Your name is very long.”
“What
about ‘Emissary’? Still a title, but it
sums up the description well,” NuRikPo suggested.
The
construct confirmed, “I accept Emissary.”
“I
thought I was handling the talking?” Katy groused at NuRikPo.
The
Zig popped his lips in amusement, “Well, at the moment, Emissary and I have
more to talk about.” He indeed took over
the conversation, directing a question toward the newly named entity,
“Emissary, please display the view of outside space?”
The
being looked toward the display screen and it immediately darkened, then lit up
with a familiar image. Her two crew
members saw the rear exhaust of Scape
Grace, engines alight with nuclear incandescence. A distinct rippling distortion signified the
bending of physical law around both ships, which permitted their acceleration to
violate the normal limits of matter and energy.
“Our
ship is moving… but not away,” NuRikPo mused.
“Are we moving also?”
“Yes,”
Emissary replied, “I follow Scape Grace and
Harauch.
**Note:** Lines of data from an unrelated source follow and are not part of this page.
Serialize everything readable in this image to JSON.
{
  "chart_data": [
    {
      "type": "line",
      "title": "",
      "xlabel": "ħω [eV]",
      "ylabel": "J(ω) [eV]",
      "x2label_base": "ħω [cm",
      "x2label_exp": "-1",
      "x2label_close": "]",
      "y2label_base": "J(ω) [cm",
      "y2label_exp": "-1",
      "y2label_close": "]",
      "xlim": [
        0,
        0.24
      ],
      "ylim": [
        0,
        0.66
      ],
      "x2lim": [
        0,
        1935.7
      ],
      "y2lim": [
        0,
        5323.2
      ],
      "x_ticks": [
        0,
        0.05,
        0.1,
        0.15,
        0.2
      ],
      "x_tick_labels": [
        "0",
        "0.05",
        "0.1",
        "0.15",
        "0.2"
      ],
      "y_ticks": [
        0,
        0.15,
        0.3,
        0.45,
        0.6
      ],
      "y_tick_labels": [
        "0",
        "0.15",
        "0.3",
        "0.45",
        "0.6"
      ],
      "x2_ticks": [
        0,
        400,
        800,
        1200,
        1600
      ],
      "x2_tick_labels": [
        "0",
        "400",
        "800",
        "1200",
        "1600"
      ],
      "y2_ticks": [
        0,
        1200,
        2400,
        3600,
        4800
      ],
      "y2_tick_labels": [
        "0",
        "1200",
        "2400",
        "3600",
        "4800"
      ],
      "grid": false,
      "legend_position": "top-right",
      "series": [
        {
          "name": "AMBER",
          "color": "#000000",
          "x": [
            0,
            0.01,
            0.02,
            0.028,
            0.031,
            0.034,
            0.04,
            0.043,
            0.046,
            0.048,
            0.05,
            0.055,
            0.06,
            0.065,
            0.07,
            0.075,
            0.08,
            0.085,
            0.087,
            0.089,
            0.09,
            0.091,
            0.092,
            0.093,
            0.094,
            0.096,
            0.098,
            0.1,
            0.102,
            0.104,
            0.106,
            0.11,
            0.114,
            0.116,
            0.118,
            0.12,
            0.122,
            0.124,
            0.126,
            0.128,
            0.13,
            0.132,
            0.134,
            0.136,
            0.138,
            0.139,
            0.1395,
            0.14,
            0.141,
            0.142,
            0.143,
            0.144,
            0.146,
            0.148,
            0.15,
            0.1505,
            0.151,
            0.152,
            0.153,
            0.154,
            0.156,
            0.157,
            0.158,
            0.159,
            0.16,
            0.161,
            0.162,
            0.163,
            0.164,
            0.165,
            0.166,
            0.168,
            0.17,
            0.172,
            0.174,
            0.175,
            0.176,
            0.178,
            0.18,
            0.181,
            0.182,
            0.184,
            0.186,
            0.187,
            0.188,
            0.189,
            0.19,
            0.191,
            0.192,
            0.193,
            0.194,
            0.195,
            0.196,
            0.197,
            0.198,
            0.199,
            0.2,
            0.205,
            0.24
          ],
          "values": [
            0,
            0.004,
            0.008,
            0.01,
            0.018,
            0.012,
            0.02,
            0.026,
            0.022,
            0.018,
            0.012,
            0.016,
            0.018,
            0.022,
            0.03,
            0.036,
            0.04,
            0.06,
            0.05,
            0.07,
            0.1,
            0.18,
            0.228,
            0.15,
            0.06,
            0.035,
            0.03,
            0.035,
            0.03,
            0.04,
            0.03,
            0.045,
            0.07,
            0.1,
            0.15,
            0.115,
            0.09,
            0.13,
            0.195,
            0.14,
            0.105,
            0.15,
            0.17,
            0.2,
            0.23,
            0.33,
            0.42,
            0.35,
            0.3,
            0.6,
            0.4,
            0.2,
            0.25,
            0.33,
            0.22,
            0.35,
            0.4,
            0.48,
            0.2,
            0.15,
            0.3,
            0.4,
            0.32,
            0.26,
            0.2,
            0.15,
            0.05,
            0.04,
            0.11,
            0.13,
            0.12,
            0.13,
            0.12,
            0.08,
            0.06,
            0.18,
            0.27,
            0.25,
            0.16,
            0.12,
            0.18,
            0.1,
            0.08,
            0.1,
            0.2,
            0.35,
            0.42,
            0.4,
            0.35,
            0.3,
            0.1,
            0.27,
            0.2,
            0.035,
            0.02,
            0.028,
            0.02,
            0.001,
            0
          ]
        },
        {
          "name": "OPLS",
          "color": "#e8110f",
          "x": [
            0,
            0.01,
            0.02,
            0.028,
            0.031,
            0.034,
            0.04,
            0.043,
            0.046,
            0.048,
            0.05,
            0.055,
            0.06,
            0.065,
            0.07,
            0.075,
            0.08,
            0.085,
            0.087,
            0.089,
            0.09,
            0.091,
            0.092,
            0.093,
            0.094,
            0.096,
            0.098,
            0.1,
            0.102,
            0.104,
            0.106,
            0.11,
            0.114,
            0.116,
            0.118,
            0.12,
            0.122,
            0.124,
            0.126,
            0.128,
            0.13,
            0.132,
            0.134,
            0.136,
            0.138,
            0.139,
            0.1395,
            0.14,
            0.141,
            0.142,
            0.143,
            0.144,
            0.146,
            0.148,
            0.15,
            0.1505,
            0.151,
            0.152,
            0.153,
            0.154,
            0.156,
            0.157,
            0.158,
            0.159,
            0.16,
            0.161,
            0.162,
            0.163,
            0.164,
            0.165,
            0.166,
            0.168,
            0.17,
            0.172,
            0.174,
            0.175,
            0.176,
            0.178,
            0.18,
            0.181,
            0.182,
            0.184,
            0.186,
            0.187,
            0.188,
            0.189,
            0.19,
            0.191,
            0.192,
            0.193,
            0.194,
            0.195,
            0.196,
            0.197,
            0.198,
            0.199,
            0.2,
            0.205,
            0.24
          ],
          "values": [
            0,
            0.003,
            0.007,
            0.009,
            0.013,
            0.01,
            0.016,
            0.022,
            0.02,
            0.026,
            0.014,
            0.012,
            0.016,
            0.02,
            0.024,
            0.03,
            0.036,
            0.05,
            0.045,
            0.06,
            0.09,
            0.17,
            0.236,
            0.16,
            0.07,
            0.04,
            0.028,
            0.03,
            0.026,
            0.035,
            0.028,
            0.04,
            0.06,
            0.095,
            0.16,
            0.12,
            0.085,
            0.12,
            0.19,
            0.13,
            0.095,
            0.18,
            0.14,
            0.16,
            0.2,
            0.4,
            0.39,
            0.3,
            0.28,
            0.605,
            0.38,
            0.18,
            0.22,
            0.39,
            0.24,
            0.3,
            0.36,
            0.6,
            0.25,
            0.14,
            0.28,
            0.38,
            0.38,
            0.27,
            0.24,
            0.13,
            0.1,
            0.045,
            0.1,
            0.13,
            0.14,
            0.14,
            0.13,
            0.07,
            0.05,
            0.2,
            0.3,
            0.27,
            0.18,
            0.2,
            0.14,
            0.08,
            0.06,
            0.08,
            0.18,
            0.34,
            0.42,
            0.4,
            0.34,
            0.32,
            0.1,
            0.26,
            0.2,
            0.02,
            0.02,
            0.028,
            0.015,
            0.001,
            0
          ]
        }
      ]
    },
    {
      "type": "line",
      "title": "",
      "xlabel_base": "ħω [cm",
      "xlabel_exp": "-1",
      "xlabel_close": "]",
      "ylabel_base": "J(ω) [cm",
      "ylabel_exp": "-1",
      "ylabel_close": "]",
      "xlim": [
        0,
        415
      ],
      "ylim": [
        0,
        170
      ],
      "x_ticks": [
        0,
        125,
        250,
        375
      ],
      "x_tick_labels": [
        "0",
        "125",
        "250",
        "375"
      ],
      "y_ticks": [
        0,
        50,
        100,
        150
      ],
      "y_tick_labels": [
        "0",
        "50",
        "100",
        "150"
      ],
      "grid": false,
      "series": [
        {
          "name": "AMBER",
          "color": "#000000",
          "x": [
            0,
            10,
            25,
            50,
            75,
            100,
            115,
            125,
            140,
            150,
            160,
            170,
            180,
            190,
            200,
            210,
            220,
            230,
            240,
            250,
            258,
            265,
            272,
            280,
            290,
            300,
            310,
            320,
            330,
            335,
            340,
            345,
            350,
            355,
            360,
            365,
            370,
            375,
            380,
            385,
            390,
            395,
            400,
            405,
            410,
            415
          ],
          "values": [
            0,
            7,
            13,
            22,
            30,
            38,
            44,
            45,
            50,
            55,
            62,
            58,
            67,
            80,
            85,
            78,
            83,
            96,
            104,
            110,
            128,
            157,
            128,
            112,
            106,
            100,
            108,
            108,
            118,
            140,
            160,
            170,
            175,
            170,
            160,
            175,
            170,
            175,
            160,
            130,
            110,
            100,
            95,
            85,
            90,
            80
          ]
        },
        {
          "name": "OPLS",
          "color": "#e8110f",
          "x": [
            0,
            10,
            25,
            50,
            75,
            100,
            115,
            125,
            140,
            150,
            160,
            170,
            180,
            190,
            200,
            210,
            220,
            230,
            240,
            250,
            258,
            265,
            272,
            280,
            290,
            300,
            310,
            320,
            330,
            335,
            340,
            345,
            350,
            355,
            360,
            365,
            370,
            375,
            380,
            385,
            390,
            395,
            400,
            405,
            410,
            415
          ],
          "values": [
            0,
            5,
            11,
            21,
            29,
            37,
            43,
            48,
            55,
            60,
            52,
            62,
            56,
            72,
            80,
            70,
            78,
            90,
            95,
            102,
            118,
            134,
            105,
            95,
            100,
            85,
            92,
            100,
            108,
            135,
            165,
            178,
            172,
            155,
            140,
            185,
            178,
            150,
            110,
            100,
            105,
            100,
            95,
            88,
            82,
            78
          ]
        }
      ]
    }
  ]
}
We find fuel, find others, join others. Mission.
Success.”
“Then
go home?” Katy interjected.
“Make
home,” Emissary corrected her, “Home with others. Home here.
All join. Family. All happy.”
It opened its arms to symbolically embrace them, the displayed Scape Grace, and perhaps the wider,
surrounding star system. “All join,
happy, family. Build Third Model
for next mission.”
Katy lost her diplomatic demeanor
for a moment, responding with a phrase matching NuRikPo’s feelings perfectly: “Oh, shit.”